How to sum the results of multiple buckets


#1

I have data like:

Name Update_Date Amount
AAA 2001-08-28T16:21:46 60
BBB 2001-08-27T06:11:52 50
CCC 2001-06-06T20:53:12 40
AAA 2001-08-28T19:33:21 30
BBB 2001-08-28T00:20:46 20
CCC 2001-08-30T23:55:51 10

I want to do a request to search for the row with earliest Update_date in each Name group, and sum up the Amount. The required output would be 60+50+40= 150.

I use aggs to divide data into three buckets and use top_hits to get the data with earliest Update_date in each group, but I can not sum up the Amount of three buckets.

Does anyone can help?


SUM top hit aggegration?
(Gordon Brown) #2

Unfortunately, I don't think there's a way to do this using the built-in aggregations. You can, however, get the behavior you want using a Scripted Metric aggregation, rather than a Top Hits aggregation.

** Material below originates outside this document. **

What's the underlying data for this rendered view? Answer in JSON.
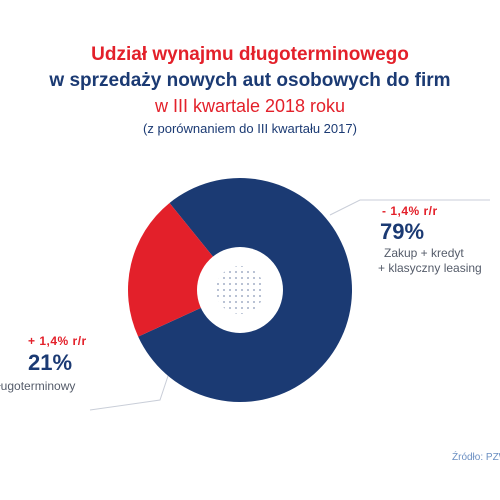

First, let's ingest your example documents into Elasticsearch:

POST testindex/_doc/_bulk
{"index": {}}
{"name": "AAA", "date": "2001-08-28T16:21:46", "amount": 60}
{"index": {}}
{"name": "BBB", "date": "2001-08-27T06:11:52", "amount": 50}
{"index": {}}
{"name": "CCC", "date": "2001-06-06T20:53:12", "amount": 40}
{"index": {}}
{"name": "AAA", "date": "2001-08-28T19:33:21", "amount": 30}
{"index": {}}
{"name": "BBB", "date": "2001-08-28T00:20:46", "amount": 20}
{"index": {}}
{"name": "CCC", "date": "2001-08-30T23:55:51", "amount": 10}

Now, we'll use:

  1. A Terms aggregation to bucket by name, just like you did.
  2. Instead of Top Hits, a Scripted Metric aggregation to essentially do a min operation, but keep track of the associated amount value as well. Once we've found the minimum in each bucket by date, we'll return the amount associsated with that date.
  3. A Sum Bucket aggregation to find the overall total.

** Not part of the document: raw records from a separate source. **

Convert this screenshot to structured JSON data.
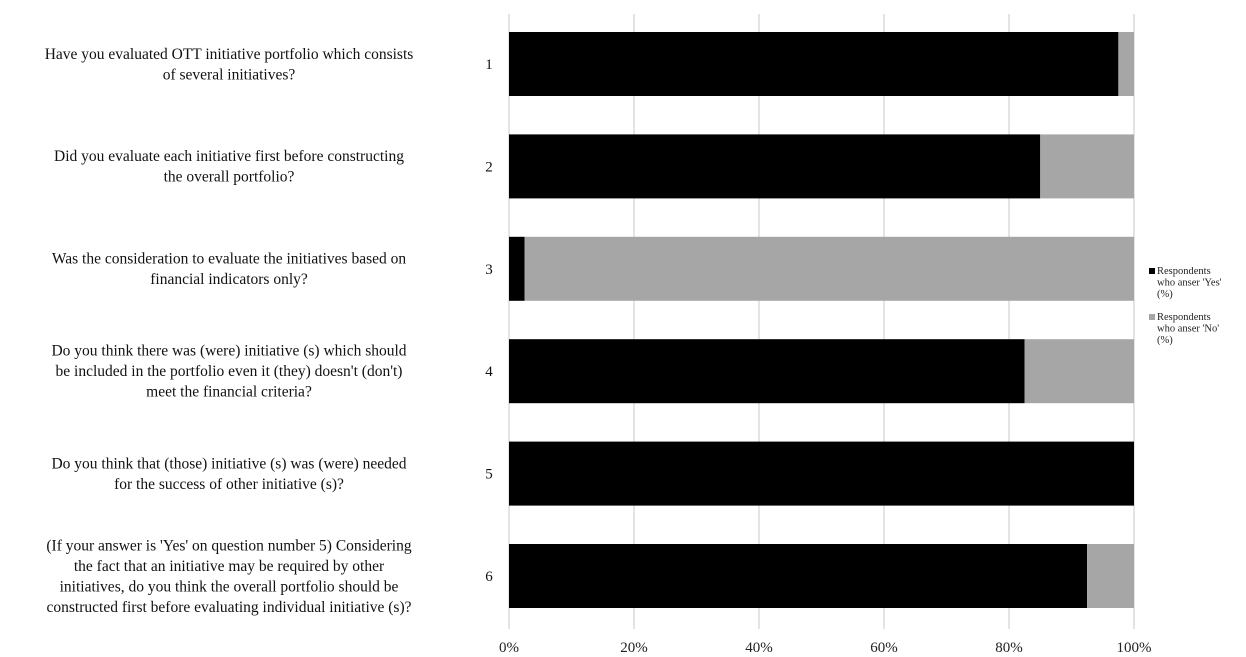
{
  "chart_data": {
    "type": "bar",
    "orientation": "horizontal",
    "stacked": true,
    "percent_stacked": true,
    "categories": [
      "1",
      "2",
      "3",
      "4",
      "5",
      "6"
    ],
    "questions": [
      [
        "Have you evaluated OTT initiative portfolio which consists",
        "of several initiatives?"
      ],
      [
        "Did you evaluate each initiative first before constructing",
        "the overall portfolio?"
      ],
      [
        "Was the consideration to evaluate the initiatives based on",
        "financial indicators only?"
      ],
      [
        "Do you think there was (were) initiative (s) which should",
        "be included in the portfolio even it (they) doesn't (don't)",
        "meet the financial criteria?"
      ],
      [
        "Do you think that (those) initiative (s) was (were) needed",
        "for the success of other initiative (s)?"
      ],
      [
        "(If your answer is 'Yes' on question number 5) Considering",
        "the fact that an initiative may be required by other",
        "initiatives, do you think the overall portfolio should be",
        "constructed first before evaluating individual initiative (s)?"
      ]
    ],
    "series": [
      {
        "name": "Respondents who anser 'Yes' (%)",
        "legend_lines": [
          "Respondents",
          "who anser 'Yes'",
          "(%)"
        ],
        "color": "#000000",
        "values": [
          97.5,
          85,
          2.5,
          82.5,
          100,
          92.5
        ]
      },
      {
        "name": "Respondents who anser 'No' (%)",
        "legend_lines": [
          "Respondents",
          "who anser 'No'",
          "(%)"
        ],
        "color": "#a6a6a6",
        "values": [
          2.5,
          15,
          97.5,
          17.5,
          0,
          7.5
        ]
      }
    ],
    "xlim": [
      0,
      100
    ],
    "xticks": [
      "0%",
      "20%",
      "40%",
      "60%",
      "80%",
      "100%"
    ],
    "grid": true,
    "legend_position": "right"
  }
}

Here's the resulting query, which I've also uploaded as a Github Gist, which may be easier to read.

GET testindex/_search
{
  "size": 0,
  "aggs": {
    "names": {
      "terms": {
        "field": "name.keyword"
      },
      "aggs": {
        "oldest_amount": {
          "scripted_metric": {
            "map_script": """
              if (state.oldest_date == null 
                  || doc.date.value.isBefore(state.oldest_date)) {
                state.oldest_date = doc.date.value;
                state.amount = doc.amount.value;
              }""",
            "reduce_script": "return states.stream().min(Comparator.comparing(i->i.oldest_date)).map(i->i.amount).get()"
          }
        }
      }
    },
    "total_amount": {
      "sum_bucket": {
        "buckets_path": "names>oldest_amount.value"
      }
    }
  }
}

Note the query is in Kibana Console format, which converts strings inside triple quotes into normal, JSON single-line quotes automatically. If you want to use this via cURL or another standard HTTP client, you'll have to remove the newlines by hand, or copy this into Kibana and use the "Copy as cURL" functionality.

This will return a response similar to this, although I've left out all but the important parts for brevity:

{
  "aggregations": {
    "names": {
      "buckets": [
        {
          "key": "AAA",
          "oldest_amount": {
            "value": 60
          }
        },
        {
          "key": "BBB",
          "oldest_amount": {
            "value": 50
          }
        },
        {
          "key": "CCC",
          "oldest_amount": {
            "value": 40
          }
        }
      ]
    },
    "total_amount": {
      "value": 150
    }
  }
}

And the total sum is in aggregations.total_amount.value as we requested.


(system) #3

This topic was automatically closed 28 days after the last reply. New replies are no longer allowed.